What is the value of hospital mortality indicators, and are there ways to do better?Anna Barker A , Kerrie Mengersen B and Anthony Morton C D
A Centre of Research Excellence in Patient Safety, Department of Epidemiology and Preventive Medicine, Monash University, The Alfred Centre, 99 Commercial Rd, Melbourne, VIC. 3004, Australia.
B Faculty of Science and Technology, Queensland University of Technology, George St, Brisbane, QLD 4000, Australia.
C Infection Management Services, Princess Alexandra Hospital, Ipswich Rd, Woolloongabba, QLD 4102, Australia.

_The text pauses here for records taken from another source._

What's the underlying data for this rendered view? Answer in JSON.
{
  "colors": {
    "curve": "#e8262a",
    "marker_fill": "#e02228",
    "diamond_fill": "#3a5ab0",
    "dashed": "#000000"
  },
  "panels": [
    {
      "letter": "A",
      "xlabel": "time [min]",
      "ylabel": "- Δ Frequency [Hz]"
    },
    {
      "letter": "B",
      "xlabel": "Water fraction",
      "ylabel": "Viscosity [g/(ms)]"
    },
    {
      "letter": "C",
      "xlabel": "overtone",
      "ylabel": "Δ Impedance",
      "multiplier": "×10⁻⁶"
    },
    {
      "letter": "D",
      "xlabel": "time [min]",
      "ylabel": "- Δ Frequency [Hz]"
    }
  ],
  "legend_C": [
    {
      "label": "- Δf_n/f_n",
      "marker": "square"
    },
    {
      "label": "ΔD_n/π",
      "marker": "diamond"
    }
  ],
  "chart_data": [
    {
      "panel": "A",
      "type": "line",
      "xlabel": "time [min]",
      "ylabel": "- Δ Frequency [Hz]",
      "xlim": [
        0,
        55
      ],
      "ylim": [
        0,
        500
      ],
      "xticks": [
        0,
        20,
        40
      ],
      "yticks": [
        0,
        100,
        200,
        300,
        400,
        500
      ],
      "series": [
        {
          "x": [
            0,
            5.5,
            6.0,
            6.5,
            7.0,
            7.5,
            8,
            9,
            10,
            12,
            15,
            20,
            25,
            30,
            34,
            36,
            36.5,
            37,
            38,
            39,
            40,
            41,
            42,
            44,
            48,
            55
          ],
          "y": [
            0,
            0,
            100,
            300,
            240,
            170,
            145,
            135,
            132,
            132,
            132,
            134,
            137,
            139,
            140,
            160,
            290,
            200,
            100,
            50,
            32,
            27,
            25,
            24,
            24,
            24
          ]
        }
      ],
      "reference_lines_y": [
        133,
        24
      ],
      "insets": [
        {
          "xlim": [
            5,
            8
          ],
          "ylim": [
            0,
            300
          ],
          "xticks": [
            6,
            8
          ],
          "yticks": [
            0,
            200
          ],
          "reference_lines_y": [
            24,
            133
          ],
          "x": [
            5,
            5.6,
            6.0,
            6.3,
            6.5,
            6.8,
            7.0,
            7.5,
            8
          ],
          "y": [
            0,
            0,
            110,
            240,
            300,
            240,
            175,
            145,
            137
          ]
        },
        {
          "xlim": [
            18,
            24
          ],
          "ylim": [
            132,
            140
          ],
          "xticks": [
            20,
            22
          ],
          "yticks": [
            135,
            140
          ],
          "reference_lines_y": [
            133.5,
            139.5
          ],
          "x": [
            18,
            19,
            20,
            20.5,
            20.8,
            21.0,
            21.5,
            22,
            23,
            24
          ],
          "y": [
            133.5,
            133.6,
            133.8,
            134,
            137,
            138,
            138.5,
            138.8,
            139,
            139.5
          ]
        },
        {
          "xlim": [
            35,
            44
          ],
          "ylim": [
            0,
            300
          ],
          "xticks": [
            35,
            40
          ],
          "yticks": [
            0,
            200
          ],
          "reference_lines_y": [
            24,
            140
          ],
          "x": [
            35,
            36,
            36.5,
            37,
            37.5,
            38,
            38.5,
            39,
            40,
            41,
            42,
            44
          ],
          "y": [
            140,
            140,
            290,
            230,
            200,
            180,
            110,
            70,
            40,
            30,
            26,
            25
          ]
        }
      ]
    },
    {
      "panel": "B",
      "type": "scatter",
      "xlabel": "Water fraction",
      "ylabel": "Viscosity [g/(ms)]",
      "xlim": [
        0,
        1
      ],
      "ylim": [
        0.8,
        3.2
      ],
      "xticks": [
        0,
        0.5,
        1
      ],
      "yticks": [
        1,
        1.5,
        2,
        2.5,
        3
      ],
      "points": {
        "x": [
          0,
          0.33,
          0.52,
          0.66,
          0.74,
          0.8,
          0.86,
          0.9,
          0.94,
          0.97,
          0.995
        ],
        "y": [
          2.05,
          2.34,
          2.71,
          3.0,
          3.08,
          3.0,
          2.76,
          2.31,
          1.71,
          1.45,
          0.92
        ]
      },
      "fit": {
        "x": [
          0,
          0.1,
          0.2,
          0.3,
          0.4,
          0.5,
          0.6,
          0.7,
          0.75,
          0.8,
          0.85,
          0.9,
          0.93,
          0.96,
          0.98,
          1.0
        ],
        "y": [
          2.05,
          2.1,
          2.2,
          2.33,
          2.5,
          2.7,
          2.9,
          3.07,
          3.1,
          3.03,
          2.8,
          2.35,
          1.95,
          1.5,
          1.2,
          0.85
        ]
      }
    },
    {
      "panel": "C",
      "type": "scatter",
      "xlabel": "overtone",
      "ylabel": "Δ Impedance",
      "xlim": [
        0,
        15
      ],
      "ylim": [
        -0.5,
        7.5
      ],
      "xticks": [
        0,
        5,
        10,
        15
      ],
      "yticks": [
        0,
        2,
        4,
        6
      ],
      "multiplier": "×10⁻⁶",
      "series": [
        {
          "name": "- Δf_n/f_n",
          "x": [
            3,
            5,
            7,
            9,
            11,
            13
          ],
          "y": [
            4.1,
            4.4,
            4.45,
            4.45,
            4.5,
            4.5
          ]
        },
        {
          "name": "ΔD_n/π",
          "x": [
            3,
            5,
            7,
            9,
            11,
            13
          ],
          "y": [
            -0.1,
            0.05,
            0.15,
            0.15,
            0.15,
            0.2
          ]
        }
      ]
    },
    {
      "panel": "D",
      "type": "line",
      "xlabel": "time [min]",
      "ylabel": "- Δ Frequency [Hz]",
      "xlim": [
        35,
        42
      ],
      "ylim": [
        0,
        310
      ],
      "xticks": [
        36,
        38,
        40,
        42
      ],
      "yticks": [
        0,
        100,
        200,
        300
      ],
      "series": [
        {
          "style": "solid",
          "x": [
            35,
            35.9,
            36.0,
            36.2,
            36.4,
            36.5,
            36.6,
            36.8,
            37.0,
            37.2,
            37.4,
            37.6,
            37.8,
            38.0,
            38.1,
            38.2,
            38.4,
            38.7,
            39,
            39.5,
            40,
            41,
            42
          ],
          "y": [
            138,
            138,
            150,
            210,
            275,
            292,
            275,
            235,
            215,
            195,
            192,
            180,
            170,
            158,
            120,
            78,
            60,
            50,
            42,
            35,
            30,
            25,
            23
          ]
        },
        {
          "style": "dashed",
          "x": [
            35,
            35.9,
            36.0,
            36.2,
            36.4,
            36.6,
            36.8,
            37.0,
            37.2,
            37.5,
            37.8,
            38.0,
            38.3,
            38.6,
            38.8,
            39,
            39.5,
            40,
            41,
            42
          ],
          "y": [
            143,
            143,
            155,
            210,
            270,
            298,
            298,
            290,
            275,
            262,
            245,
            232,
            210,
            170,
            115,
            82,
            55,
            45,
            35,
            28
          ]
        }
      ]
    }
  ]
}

D Corresponding author. Email: email@example.com
Australian Health Review 36(4) 374-377 https://doi.org/10.1071/AH11132
Submitted: 23 December 2011 Accepted: 13 May 2012 Published: 2 November 2012
Monitoring hospital performance using patient safety indicators is one of the key components of healthcare reform in Australia. Mortality indicators, including the hospital standardised mortality ratio and deaths in low mortality diagnosis reference groups have been included in the core national hospital-based outcome indicator set recommended for local generation and review and public reporting. Although the face validity of mortality indicators such as these is high, an increasing number of studies have demonstrated that there are concerns regarding their internal, construct and criterion validity. Use of indicators with poor validity has the consequence of potentially incorrectly classifying hospitals as performance outliers and expenditure of limited hospital staff time on activities which may provide no gain to hospital quality and safety and may in fact cause damage to morale. This paper reviews the limitations of current approaches to monitoring hospital quality and safety performance using mortality indicators. It is argued that there are better approaches to improving performance than monitoring with mortality indicators generated from hospital administrative data. These approaches include use of epidemiologically sound, clinically relevant data from clinical-quality registries, better systems of audit, evidence-based bundles, checklists, simulators and application of the science of complex systems.
What is known about the topic? Public reporting of adverse events such as hospital standardised mortality ratios deaths in low mortality diagnosis reference groups is a key component of Australian healthcare reform. There is much debate in Australia and internationally concerning the appropriateness of this approach.
What does the paper add? We extend the current literature and debate by reviewing the statistical limitations, challenges and biases inherent in these indicators. Alternatives for quality and safety performance monitoring that are more robust are presented.
What are the implications for practitioners? The hospital standardised mortality ratio and death in low mortality diagnosis reference groups indicators should be used with extreme caution. Although public reporting of quality and safety indicators is necessary there are likely to be better methods to detect substandard performance. These include: properly structured morbidity and mortality meetings, independent audits, evidence-based bundles and checklists, sequential data analysis (e.g. using CUSUMS), and the use of simulators. To achieve maximum safety it is necessary, in addition to using these methods, to understand the characteristics of hospitals as complex systems that exhibit safe emergent behaviour, e.g. using the science of complex systems and its tools. Genuine safety cannot be achieved simply be studying ‘unsafety’. In addition, epidemiologically sound, clinically relevant clinical-quality registries are required.